A lot of the problems in large towns and cities come about because we don't build the right kind of rental housing. Instead of building comfortable and future-proofed family flats with good disability access, good storage, good bike and car parking, useful play and laundry areas and good sound insulation, we more or less give the best land to a very limited group of developers (about four or so large companies in the UK), who proceed to throw up flimsy and fairly miserable blocks of flats aimed at notional 'young professionals'.
Characteristics of these flats include second bedrooms squeezed into the space a cupboard ought to take, sloppy build quality, inadequate storage and noise insulation problems. Instead of taking pride in the job, developers pimp up one or two of them as show homes, and then play down the square footage of actual usable living space, as well as the overall building standards, so people are blinded by marketing and don't ask proper questions about the construction of the properties and what they are getting for their money.
These flats are designed not as homes or as part of communities, but instead to be flogged to private investors at massively increased prices.
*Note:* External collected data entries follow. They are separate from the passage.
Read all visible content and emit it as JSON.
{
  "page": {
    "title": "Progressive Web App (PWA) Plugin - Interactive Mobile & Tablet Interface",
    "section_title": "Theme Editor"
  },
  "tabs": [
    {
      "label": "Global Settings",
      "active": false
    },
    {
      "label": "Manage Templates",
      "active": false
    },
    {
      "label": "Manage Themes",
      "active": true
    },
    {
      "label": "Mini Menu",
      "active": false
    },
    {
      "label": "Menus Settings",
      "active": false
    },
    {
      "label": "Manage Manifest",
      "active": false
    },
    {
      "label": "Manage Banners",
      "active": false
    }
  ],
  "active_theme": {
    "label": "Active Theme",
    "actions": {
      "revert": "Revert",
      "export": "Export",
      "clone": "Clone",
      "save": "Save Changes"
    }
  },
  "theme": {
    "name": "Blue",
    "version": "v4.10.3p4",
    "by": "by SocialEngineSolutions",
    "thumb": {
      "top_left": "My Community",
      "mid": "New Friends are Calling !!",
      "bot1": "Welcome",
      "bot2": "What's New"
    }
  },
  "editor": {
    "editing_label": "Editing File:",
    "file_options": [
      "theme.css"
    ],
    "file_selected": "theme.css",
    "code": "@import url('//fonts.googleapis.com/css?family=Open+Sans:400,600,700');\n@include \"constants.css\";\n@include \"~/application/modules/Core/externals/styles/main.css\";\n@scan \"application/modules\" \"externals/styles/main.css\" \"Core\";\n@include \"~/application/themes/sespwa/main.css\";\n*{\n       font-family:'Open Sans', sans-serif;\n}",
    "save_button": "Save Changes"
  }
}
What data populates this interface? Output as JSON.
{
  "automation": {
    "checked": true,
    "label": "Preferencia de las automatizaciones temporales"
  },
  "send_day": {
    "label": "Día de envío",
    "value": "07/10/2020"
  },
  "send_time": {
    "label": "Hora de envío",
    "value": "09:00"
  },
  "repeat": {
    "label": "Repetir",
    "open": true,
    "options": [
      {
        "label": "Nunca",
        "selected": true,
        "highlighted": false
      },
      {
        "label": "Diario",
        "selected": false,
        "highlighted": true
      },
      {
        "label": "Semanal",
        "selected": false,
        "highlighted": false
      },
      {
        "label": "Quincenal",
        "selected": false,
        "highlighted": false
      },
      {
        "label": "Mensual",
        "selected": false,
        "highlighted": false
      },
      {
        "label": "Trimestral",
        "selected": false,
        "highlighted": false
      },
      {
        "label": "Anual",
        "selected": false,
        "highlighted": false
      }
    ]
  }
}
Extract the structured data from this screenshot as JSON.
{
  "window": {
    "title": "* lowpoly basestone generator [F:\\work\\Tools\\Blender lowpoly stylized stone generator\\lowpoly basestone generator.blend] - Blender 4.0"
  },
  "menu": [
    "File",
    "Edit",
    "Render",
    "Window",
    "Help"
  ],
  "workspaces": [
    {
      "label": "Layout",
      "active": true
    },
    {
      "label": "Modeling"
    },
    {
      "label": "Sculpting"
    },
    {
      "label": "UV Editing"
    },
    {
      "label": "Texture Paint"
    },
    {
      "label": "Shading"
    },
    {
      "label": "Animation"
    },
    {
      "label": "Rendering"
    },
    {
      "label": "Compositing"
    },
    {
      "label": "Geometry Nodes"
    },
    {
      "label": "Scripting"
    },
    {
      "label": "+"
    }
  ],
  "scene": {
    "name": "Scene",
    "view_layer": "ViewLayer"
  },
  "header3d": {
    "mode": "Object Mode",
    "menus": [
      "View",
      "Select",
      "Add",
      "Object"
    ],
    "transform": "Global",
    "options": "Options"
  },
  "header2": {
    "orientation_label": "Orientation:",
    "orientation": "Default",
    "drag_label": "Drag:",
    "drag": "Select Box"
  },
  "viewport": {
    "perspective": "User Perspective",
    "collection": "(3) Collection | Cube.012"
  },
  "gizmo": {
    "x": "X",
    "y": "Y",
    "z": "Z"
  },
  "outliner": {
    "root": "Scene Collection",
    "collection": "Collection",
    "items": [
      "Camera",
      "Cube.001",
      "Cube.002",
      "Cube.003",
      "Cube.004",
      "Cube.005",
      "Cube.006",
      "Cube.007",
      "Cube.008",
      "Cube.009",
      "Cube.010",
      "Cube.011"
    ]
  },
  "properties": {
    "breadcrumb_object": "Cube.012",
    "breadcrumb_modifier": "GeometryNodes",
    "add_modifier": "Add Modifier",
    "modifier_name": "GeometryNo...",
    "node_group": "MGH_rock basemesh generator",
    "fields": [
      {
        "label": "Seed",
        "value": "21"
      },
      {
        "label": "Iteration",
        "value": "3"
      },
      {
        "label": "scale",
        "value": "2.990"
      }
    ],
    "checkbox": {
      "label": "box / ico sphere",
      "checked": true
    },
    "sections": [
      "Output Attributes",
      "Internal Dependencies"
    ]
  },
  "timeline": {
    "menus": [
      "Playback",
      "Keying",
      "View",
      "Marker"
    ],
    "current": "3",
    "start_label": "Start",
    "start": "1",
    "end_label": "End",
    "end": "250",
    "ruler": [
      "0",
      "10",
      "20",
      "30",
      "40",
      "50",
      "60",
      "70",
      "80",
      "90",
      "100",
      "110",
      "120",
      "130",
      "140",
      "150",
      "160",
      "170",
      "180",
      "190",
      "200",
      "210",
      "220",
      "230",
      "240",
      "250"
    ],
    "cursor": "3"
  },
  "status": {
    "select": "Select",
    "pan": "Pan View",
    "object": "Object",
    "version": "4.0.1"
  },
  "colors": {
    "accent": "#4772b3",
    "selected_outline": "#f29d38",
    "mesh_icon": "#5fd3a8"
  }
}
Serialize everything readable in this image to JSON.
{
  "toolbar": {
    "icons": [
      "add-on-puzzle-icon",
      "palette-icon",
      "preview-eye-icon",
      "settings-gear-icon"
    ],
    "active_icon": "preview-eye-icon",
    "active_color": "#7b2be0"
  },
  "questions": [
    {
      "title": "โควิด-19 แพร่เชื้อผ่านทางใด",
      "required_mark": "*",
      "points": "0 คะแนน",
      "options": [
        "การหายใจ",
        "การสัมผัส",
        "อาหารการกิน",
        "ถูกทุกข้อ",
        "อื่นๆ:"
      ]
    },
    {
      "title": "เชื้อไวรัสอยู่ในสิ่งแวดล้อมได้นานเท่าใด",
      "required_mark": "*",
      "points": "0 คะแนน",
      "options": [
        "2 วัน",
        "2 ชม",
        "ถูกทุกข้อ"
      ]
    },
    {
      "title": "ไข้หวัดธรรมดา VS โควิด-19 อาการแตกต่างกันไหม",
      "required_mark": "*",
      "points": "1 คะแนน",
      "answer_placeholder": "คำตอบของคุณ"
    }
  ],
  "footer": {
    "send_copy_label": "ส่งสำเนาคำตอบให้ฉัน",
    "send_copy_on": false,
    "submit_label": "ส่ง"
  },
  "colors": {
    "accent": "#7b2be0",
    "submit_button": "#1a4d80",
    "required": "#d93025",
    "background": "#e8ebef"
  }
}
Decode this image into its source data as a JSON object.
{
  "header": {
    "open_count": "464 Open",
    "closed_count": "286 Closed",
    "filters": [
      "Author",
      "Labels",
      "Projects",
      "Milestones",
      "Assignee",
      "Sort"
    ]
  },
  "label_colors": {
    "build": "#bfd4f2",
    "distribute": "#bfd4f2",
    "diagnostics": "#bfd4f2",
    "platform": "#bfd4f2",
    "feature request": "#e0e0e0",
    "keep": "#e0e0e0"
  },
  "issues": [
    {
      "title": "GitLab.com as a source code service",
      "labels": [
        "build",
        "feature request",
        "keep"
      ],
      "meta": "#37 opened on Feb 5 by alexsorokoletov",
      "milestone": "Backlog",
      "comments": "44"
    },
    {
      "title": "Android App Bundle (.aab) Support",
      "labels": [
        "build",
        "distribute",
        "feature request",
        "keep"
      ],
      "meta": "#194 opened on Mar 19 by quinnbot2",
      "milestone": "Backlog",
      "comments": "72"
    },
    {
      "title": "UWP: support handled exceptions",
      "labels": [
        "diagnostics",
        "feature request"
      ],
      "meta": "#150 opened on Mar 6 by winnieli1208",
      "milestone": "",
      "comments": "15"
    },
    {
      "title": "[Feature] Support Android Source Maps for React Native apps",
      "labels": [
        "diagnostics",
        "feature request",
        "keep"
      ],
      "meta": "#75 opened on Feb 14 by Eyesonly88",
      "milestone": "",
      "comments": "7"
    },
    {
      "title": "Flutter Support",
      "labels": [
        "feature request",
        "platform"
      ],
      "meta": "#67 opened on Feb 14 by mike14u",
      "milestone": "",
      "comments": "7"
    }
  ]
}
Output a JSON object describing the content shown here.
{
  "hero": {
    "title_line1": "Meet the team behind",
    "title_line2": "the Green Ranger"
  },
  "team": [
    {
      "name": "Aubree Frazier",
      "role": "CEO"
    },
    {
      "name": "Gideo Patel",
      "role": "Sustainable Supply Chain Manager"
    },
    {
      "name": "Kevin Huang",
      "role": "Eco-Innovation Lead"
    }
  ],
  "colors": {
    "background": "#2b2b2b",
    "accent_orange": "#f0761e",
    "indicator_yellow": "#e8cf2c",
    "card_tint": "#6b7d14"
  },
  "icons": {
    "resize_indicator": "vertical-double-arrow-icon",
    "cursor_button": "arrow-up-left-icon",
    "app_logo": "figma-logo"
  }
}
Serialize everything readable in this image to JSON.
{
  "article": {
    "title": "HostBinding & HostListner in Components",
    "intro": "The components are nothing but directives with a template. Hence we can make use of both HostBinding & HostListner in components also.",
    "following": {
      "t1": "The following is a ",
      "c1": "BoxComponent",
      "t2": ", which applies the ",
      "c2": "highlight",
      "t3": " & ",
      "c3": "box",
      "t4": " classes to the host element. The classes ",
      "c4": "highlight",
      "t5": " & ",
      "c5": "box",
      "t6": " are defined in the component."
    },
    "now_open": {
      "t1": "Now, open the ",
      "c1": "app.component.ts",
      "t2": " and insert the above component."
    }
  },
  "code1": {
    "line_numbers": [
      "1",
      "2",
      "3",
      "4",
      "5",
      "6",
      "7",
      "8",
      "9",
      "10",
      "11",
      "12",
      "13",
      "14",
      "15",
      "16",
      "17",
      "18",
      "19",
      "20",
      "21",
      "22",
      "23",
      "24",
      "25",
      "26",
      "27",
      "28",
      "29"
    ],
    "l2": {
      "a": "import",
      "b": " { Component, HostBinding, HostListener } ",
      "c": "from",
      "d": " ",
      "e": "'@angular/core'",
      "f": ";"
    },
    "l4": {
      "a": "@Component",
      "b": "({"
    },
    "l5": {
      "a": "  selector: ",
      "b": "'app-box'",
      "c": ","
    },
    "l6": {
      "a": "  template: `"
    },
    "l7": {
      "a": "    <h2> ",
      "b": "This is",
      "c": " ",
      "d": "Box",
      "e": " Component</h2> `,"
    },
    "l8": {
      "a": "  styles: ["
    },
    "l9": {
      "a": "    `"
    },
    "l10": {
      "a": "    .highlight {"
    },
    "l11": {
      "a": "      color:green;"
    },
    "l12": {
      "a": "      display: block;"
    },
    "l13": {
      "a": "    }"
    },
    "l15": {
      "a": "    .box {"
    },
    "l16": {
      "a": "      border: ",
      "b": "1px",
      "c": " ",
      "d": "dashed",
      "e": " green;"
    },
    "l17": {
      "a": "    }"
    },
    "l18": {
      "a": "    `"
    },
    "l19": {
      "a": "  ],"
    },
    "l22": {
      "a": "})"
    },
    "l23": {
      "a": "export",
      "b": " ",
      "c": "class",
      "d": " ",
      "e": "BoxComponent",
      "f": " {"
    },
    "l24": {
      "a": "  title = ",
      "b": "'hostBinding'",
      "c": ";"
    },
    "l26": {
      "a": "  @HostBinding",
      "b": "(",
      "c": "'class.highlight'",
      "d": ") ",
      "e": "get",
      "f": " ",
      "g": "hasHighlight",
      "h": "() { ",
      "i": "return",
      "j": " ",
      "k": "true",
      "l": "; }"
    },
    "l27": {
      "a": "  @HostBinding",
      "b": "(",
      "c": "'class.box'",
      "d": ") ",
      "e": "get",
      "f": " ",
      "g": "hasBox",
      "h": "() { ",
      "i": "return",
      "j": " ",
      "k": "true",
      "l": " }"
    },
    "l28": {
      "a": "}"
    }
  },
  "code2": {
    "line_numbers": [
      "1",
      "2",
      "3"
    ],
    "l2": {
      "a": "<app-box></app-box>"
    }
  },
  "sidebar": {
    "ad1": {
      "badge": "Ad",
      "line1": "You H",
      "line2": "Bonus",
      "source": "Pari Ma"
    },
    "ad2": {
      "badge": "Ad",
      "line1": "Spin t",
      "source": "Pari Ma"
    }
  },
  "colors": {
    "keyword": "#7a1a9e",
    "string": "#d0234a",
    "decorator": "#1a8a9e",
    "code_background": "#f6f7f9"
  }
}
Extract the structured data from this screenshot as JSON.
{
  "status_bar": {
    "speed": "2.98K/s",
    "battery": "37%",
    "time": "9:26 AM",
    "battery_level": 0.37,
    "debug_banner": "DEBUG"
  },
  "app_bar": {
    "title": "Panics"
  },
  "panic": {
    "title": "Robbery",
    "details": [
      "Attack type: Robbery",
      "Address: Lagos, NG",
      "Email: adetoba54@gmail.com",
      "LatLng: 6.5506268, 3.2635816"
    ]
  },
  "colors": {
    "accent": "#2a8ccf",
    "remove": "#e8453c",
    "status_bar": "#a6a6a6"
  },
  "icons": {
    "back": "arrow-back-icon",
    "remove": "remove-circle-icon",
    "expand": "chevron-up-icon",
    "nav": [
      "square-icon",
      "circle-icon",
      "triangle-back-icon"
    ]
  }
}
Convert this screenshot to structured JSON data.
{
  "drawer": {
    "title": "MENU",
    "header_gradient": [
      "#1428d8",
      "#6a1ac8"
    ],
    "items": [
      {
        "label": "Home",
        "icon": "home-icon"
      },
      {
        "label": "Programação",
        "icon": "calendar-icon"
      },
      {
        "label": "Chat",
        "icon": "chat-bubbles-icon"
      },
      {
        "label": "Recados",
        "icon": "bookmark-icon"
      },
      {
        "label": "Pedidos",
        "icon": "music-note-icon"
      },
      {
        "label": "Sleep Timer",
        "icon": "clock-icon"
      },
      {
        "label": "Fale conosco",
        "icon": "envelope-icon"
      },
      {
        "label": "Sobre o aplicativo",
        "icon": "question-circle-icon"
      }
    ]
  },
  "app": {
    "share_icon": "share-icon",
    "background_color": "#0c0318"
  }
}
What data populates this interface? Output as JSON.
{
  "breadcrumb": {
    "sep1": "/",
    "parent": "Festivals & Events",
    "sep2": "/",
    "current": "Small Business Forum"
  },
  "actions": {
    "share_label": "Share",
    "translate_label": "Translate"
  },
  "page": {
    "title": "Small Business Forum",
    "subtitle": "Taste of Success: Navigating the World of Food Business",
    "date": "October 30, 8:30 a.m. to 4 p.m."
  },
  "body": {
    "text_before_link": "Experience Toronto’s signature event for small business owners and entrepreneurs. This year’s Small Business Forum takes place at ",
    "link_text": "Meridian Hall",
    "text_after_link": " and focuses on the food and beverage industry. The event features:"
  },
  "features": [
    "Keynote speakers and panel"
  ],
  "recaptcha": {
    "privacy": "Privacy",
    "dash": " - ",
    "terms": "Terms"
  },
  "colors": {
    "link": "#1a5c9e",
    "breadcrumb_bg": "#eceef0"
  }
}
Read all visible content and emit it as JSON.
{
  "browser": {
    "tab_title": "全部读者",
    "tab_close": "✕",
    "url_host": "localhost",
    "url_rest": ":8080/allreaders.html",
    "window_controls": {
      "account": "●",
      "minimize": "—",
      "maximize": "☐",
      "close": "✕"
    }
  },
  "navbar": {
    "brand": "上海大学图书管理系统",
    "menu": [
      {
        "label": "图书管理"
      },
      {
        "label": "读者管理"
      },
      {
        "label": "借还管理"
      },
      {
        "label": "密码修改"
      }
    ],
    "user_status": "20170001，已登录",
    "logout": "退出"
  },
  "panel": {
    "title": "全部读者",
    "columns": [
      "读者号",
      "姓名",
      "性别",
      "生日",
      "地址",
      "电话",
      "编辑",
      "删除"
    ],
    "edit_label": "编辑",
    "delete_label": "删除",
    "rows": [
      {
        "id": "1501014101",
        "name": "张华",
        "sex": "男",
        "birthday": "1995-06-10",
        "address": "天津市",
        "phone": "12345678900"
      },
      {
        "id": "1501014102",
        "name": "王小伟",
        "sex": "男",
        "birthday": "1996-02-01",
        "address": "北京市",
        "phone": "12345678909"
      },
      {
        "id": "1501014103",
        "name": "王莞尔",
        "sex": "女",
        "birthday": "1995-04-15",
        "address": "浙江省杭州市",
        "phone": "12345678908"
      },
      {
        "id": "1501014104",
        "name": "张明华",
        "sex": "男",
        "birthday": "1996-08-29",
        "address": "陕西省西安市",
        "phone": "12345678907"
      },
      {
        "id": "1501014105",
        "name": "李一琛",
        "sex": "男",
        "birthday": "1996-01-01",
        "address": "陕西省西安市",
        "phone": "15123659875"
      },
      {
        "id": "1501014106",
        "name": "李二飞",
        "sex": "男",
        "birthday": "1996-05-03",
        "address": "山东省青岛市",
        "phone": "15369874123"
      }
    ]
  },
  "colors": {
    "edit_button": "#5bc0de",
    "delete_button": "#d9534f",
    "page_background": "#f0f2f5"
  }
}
These investors then rent them out piecemeal and tenants have to try to fit their lives into what they have, whilst paying handsomely for the privilege. They do not have much of a voice at all. Residents' Associations are few and far between, tenancies are transient, and landlords conspicuously absent and fragmented as a body. Lettings agencies vary in their approach to professional standards and can be uninterested at best and unethical at worst.
A better way would be for local housing associations to be given the land, for building regulations to be improved so flats are light, bright, peaceful and more spacious, with good amenities, and a sense of community. You should be able to live there as a young single person, bring your family up in a block, or live there as a retired couple without difficulties. There should be ample space to hang your washing out, park your buggy/bike/disability vehicle. Your block should be run professionally, preferably by a not for profit organisation, and you should have a say in how your flat's service charge and sinking fund is spent. That way we would have a much more humane and useful rental sector where homes were central to policies, rather than 'properties'.